Si tel devait être le cas, dans ces conditions, je le dis très clairement, je ne serais pas candidat aux prochaines élections municipales. Je ne serais pas du tout candidat. Je ne me suis pas engagé en politique pour participer à un combat de rue. Je ne me suis pas engagé en politique pour avoir à choisir le moindre mal entre la démagogie des uns et le populisme des autres. Je ne me suis pas engagé en politique pour choisir entre Éric Piolle et Alain Carignon.
Une troisième voie politique existe
Mais je veux dire que cette réalité du moment n’est pas une fatalité. Une troisième voie existe. Elle peut émerger. Elle peut s’imposer. Elle peut porter un projet à la fois ambitieux et entraînant, enthousiasmant et sérieux. Elle peut se nourrir de ce duopole qui, de fait, ne propose que le bruit et la fureur. Cela suppose des principes partagés qui donnent le cadre du projet.
Je pense en l’occurrence à la problématique du redressement des comptes publics, condition sine qua non de la sauvegarde du service public municipal. Je pense aussi aux défis que le spectre du communautarisme nous impose de relever. Je pense enfin aux conditions qui permettront d’entraîner toute la population et notamment les plus modestes sur le chemin de la transition énergétique. Cela suppose une perspective de gouvernance qui tienne compte de la diversité des sensibilités à rassembler. Alors, bien évidemment, je prendrai toute ma part à cette entreprise au service de Grenoble.
Il y a, parmi les acteurs politiques, au sein de la société civile, des talents et des énergies qui doivent se fédérer.

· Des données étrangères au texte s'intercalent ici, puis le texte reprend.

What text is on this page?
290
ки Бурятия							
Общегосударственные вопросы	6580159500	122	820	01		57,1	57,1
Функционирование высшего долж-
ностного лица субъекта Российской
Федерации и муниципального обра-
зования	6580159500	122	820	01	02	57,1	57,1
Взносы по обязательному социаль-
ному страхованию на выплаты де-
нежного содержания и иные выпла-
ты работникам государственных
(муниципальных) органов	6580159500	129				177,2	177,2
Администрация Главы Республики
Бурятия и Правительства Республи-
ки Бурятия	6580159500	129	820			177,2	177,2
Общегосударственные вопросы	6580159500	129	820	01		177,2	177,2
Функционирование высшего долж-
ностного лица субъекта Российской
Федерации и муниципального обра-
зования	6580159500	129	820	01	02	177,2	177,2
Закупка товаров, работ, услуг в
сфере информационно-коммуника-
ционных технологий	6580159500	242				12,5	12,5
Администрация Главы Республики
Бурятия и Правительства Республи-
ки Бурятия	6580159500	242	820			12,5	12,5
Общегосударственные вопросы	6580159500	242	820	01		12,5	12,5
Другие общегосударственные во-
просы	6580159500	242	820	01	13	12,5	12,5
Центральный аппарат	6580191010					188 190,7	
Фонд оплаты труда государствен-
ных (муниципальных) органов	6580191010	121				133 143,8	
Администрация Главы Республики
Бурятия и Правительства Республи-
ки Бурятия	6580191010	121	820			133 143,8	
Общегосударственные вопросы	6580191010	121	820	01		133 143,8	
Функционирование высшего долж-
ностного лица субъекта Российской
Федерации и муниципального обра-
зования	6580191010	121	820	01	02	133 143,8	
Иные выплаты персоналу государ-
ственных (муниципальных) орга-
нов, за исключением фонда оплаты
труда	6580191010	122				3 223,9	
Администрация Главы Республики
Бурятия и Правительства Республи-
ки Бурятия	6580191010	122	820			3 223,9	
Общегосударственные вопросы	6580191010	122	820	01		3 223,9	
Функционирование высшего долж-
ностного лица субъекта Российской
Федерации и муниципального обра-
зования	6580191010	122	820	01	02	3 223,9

C’est cet appel que je lance aujourd’hui. C’est ce texte que je diffuserai largement dans les jours à venir.
Grenoble est une ville singulière, capable du meilleur et qui a connu le pire. Grenoble a eu Mendès-France comme député mais c’est aussi la ville qui a mis un terme à sa vie politique active.
Grenoble a eu les Jeux olympiques mais elle a aussi connu l’opprobre. J’ai le sentiment que Grenoble est aujourd’hui à la croisée des chemins. Tout est possible. C’est inquiétant mais c’est aussi exaltant.